M’étant concilié la bienveillance de notre hôte par ces petites attentions qui gagnent le cœur de la plupart des hommes, et le voyant de la meilleure humeur, j’essayai à mon tour d’en obtenir quelque renseignement qui pût me servir de règle de conduite et satisfaire en même temps ma curiosité. Nous n’avions encore jusque là fait aucune allusion aux événements de la nuit précédente, ce qui fit peut-être que ma question lui parut un peu brusque, lorsque, abordant le sujet sans préambule, je profitai d’une pause qui eut lieu après l’histoire de la nappe, qu’allait suivre celle des serviettes, pour lui dire : « À propos, monsieur Jarvie, dites-moi donc, je vous prie, quel est ce M. Robert Campbell que nous avons rencontré cette nuit. »

À cette interrogation, le brave magistrat, pour me servir de l’expression vulgaire, parut tomber de son haut.

« Qui est monsieur Campbell ? hein ? hé ! Qui est M. Robert Campbell, dites-vous ?

— Oui, je voudrais savoir qui il est, ce qu’il fait.

— Eh ! mais, il est… ma foi, il est… Et où l’avez-vous rencontré ce M. Robert Campbell, comme vous l’appelez ?

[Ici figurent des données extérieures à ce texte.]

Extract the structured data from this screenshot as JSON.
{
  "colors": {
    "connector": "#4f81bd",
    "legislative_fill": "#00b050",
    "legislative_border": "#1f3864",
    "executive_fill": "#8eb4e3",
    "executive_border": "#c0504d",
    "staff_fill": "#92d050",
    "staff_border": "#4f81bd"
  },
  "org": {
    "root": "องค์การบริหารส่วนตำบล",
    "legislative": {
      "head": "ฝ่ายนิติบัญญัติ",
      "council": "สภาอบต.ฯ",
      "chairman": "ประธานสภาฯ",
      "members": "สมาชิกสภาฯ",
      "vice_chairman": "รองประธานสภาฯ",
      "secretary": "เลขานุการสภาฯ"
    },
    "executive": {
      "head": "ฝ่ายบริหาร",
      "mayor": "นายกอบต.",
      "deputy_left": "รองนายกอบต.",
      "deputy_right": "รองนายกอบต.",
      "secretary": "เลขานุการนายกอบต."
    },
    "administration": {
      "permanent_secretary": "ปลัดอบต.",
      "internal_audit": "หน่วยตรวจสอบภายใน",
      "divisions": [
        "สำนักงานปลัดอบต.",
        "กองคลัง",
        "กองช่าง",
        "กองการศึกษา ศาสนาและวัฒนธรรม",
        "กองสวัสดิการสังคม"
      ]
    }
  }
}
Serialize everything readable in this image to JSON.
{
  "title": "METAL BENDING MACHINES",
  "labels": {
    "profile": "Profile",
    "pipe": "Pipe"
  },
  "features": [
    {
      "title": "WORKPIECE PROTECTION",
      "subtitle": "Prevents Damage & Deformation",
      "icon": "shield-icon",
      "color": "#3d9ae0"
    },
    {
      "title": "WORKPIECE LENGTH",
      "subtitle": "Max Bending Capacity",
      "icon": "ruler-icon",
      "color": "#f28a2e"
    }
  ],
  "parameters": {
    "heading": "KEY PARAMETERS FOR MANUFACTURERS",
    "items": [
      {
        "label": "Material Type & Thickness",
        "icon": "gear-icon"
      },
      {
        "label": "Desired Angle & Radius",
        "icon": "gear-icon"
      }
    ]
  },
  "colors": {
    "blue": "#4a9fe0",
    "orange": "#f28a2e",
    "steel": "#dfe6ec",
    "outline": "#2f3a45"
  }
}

— Je l’ai rencontré par hasard, il y a quelques mois, dans le nord de l’Angleterre.

— Eh bien alors, monsieur Osbaldistone, vous en savez sur lui autant que moi.

— C’est ce qui n’est pas probable, monsieur Jarvie, puisqu’il paraît que vous êtes son parent et son ami.

— Il y a bien quelque cousinage entre nous, dit le bailli avec répugnance, mais nous nous sommes vus rarement depuis que Rob a abandonné le commerce de bestiaux ; le pauvre garçon a été rudement traité par des gens qui auraient mieux fait d’y prendre garde, car ils n’y ont pas trouvé leur compte, assurément. Il y en a plusieurs maintenant qui voudraient bien n’avoir pas chassé le pauvre Robin du marché de Glasgow ; et qui aimeraient mieux le voir à la queue de trois cents bœufs qu’à la tête d’une trentaine de garnements qui sont un plus mauvais bétail.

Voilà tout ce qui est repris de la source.